“1.5 people around the world know about Hussain. Do you?” This is the question asked by the organisers of the Who is Hussain campaign, which first began it’s awareness campaign late last year.
The campaign started last year as an initiative that aimed to shed light on the life of Hussain ibn Ali, grandson of the Prophet Muhammad. It had no religious, political, or monetary leanings; the sole aim was to promote the message of Hussain and the principles for which he gave his life. November 2012 saw Who is Hussain campaign posters at 25 different London Underground Stations, as well as 60 London Buses in Westminster. The campaign received much attention – most notably from the BBC – for it’s charitable efforts and virality.
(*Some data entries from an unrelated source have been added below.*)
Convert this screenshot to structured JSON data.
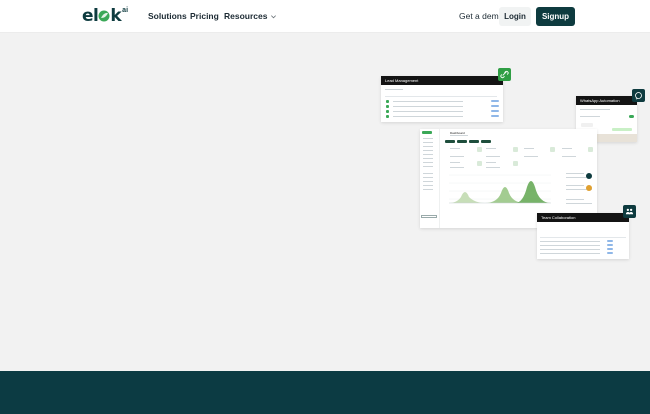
{
  "header": {
    "logo_text": "elk",
    "logo_suffix": "ai",
    "nav": {
      "solutions": "Solutions",
      "pricing": "Pricing",
      "resources": "Resources"
    },
    "get_demo": "Get a demo",
    "login": "Login",
    "signup": "Signup"
  },
  "illustration": {
    "lead_management_title": "Lead Management",
    "whatsapp_title": "WhatsApp Automation",
    "team_title": "Team Collaboration",
    "dashboard_title": "Dashboard"
  },
  "colors": {
    "brand_dark": "#0e3b3f",
    "brand_green": "#3aa857",
    "footer": "#0c3b43",
    "page_bg": "#f2f2f2"
  },
  "icons": {
    "leaf": "leaf-icon",
    "chevron": "chevron-down-icon",
    "link": "link-icon",
    "chat": "chat-icon",
    "users": "users-icon"
  }
}
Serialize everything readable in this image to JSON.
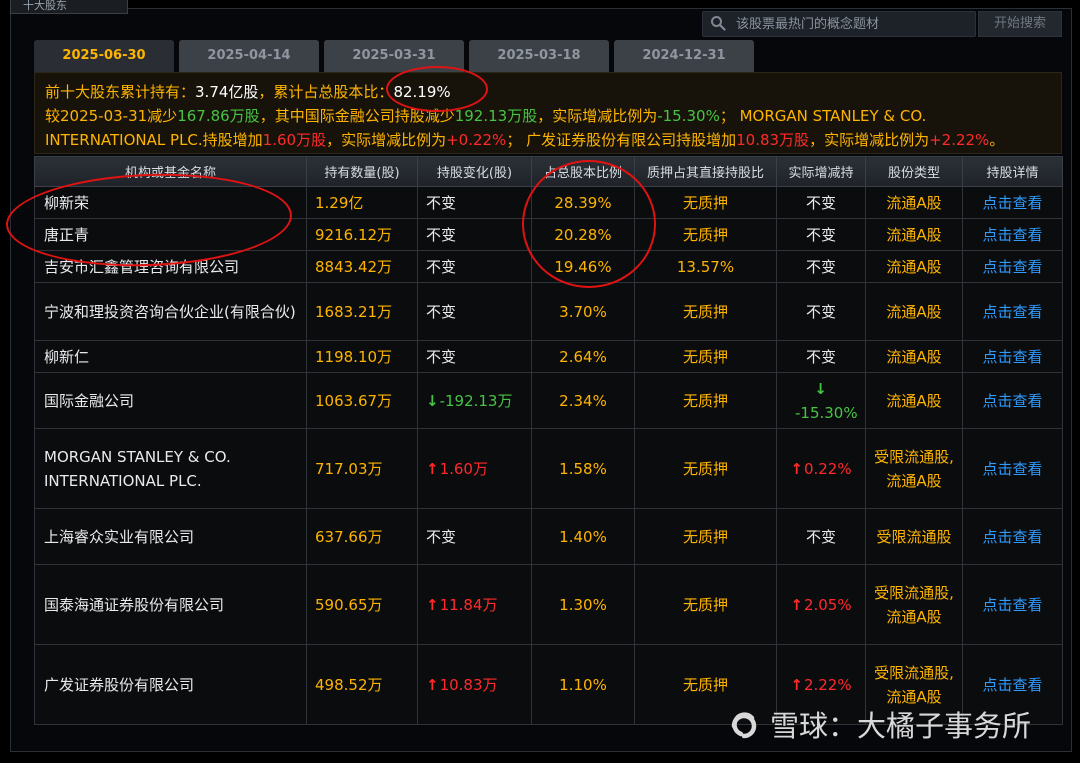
{
  "window": {
    "corner_title": "十大股东"
  },
  "search": {
    "placeholder": "该股票最热门的概念题材",
    "button_label": "开始搜索",
    "icon": "search-icon"
  },
  "tabs": [
    {
      "label": "2025-06-30",
      "active": true
    },
    {
      "label": "2025-04-14",
      "active": false
    },
    {
      "label": "2025-03-31",
      "active": false
    },
    {
      "label": "2025-03-18",
      "active": false
    },
    {
      "label": "2024-12-31",
      "active": false
    }
  ],
  "summary": {
    "line1_prefix": "前十大股东累计持有：",
    "line1_total": "3.74亿股",
    "line1_mid": "，累计占总股本比：",
    "line1_ratio": "82.19%",
    "line2_a": "较2025-03-31减少",
    "line2_b": "167.86万股",
    "line2_c": "，其中国际金融公司持股减少",
    "line2_d": "192.13万股",
    "line2_e": "，实际增减比例为",
    "line2_f": "-15.30%",
    "line2_g": "；  MORGAN STANLEY & CO.",
    "line3_a": "INTERNATIONAL PLC.持股增加",
    "line3_b": "1.60万股",
    "line3_c": "，实际增减比例为",
    "line3_d": "+0.22%",
    "line3_e": "；  广发证券股份有限公司持股增加",
    "line3_f": "10.83万股",
    "line3_g": "，实际增减比例为",
    "line3_h": "+2.22%",
    "line3_i": "。"
  },
  "table": {
    "headers": [
      "机构或基金名称",
      "持有数量(股)",
      "持股变化(股)",
      "占总股本比例",
      "质押占其直接持股比",
      "实际增减持",
      "股份类型",
      "持股详情"
    ],
    "rows": [
      {
        "name": "柳新荣",
        "qty": "1.29亿",
        "change": "不变",
        "change_dir": "none",
        "ratio": "28.39%",
        "pledge": "无质押",
        "actual": "不变",
        "actual_dir": "none",
        "type": "流通A股",
        "detail": "点击查看"
      },
      {
        "name": "唐正青",
        "qty": "9216.12万",
        "change": "不变",
        "change_dir": "none",
        "ratio": "20.28%",
        "pledge": "无质押",
        "actual": "不变",
        "actual_dir": "none",
        "type": "流通A股",
        "detail": "点击查看"
      },
      {
        "name": "吉安市汇鑫管理咨询有限公司",
        "qty": "8843.42万",
        "change": "不变",
        "change_dir": "none",
        "ratio": "19.46%",
        "pledge": "13.57%",
        "actual": "不变",
        "actual_dir": "none",
        "type": "流通A股",
        "detail": "点击查看"
      },
      {
        "name": "宁波和理投资咨询合伙企业(有限合伙)",
        "qty": "1683.21万",
        "change": "不变",
        "change_dir": "none",
        "ratio": "3.70%",
        "pledge": "无质押",
        "actual": "不变",
        "actual_dir": "none",
        "type": "流通A股",
        "detail": "点击查看"
      },
      {
        "name": "柳新仁",
        "qty": "1198.10万",
        "change": "不变",
        "change_dir": "none",
        "ratio": "2.64%",
        "pledge": "无质押",
        "actual": "不变",
        "actual_dir": "none",
        "type": "流通A股",
        "detail": "点击查看"
      },
      {
        "name": "国际金融公司",
        "qty": "1063.67万",
        "change": "-192.13万",
        "change_dir": "down",
        "ratio": "2.34%",
        "pledge": "无质押",
        "actual": "-15.30%",
        "actual_dir": "down",
        "type": "流通A股",
        "detail": "点击查看"
      },
      {
        "name": "MORGAN STANLEY & CO. INTERNATIONAL PLC.",
        "qty": "717.03万",
        "change": "1.60万",
        "change_dir": "up",
        "ratio": "1.58%",
        "pledge": "无质押",
        "actual": "0.22%",
        "actual_dir": "up",
        "type": "受限流通股,流通A股",
        "detail": "点击查看"
      },
      {
        "name": "上海睿众实业有限公司",
        "qty": "637.66万",
        "change": "不变",
        "change_dir": "none",
        "ratio": "1.40%",
        "pledge": "无质押",
        "actual": "不变",
        "actual_dir": "none",
        "type": "受限流通股",
        "detail": "点击查看"
      },
      {
        "name": "国泰海通证券股份有限公司",
        "qty": "590.65万",
        "change": "11.84万",
        "change_dir": "up",
        "ratio": "1.30%",
        "pledge": "无质押",
        "actual": "2.05%",
        "actual_dir": "up",
        "type": "受限流通股,流通A股",
        "detail": "点击查看"
      },
      {
        "name": "广发证券股份有限公司",
        "qty": "498.52万",
        "change": "10.83万",
        "change_dir": "up",
        "ratio": "1.10%",
        "pledge": "无质押",
        "actual": "2.22%",
        "actual_dir": "up",
        "type": "受限流通股,流通A股",
        "detail": "点击查看"
      }
    ]
  },
  "watermark": {
    "brand": "雪球",
    "separator": "：",
    "author": "大橘子事务所",
    "icon": "snowball-logo-icon"
  },
  "colors": {
    "accent": "#ffb400",
    "up": "#ff2a2a",
    "down": "#46c443",
    "link": "#2e9bff",
    "annotation_ring": "#e01313"
  }
}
The Who is Hussain campaign is back this year and this time the original organizers, a London-based group that wishes to remain anonymous, are joined by over 40 representatives from 13 cities, covering all corners of the globe. The group’s efforts are funded entirely by donations.
The organizers state that their vision is to see a world inspired by the personality of Hussain: his morals, his actions and moreover his compassion for those around him. ’ Hussain was a political and spiritual leader who stood against the oppression of 7th Century rulers during a bloodthirsty scramble for power following Muhammad’s death. He was killed fighting for his beliefs.
Central to the campaign is the idea that the life of Hussain has contemporary relevance to modern society, posters on the London Underground as well as around the world will show the name of Hussain highlighted next to names of other monumental historical figures, including Marting Luther King, Isaac Newton, Mahatma Gandhi and also names like Oskar Schindler.
This year’s campaign features a brand new website with a new campaign design. To raise awareness the organizers plan to distribute over 15,000 bottles of water each carrying a message, more than 50,000 information-packed greeting cards, about 250 billboards and posters in key cities across the world, 17 blood donation drives in various cities, and 3 charity events where over 1,000 homeless people will be fed and provided with clothing and blankets.
The campaign has gone viral within hours of launching and has since gained a large presence on social media.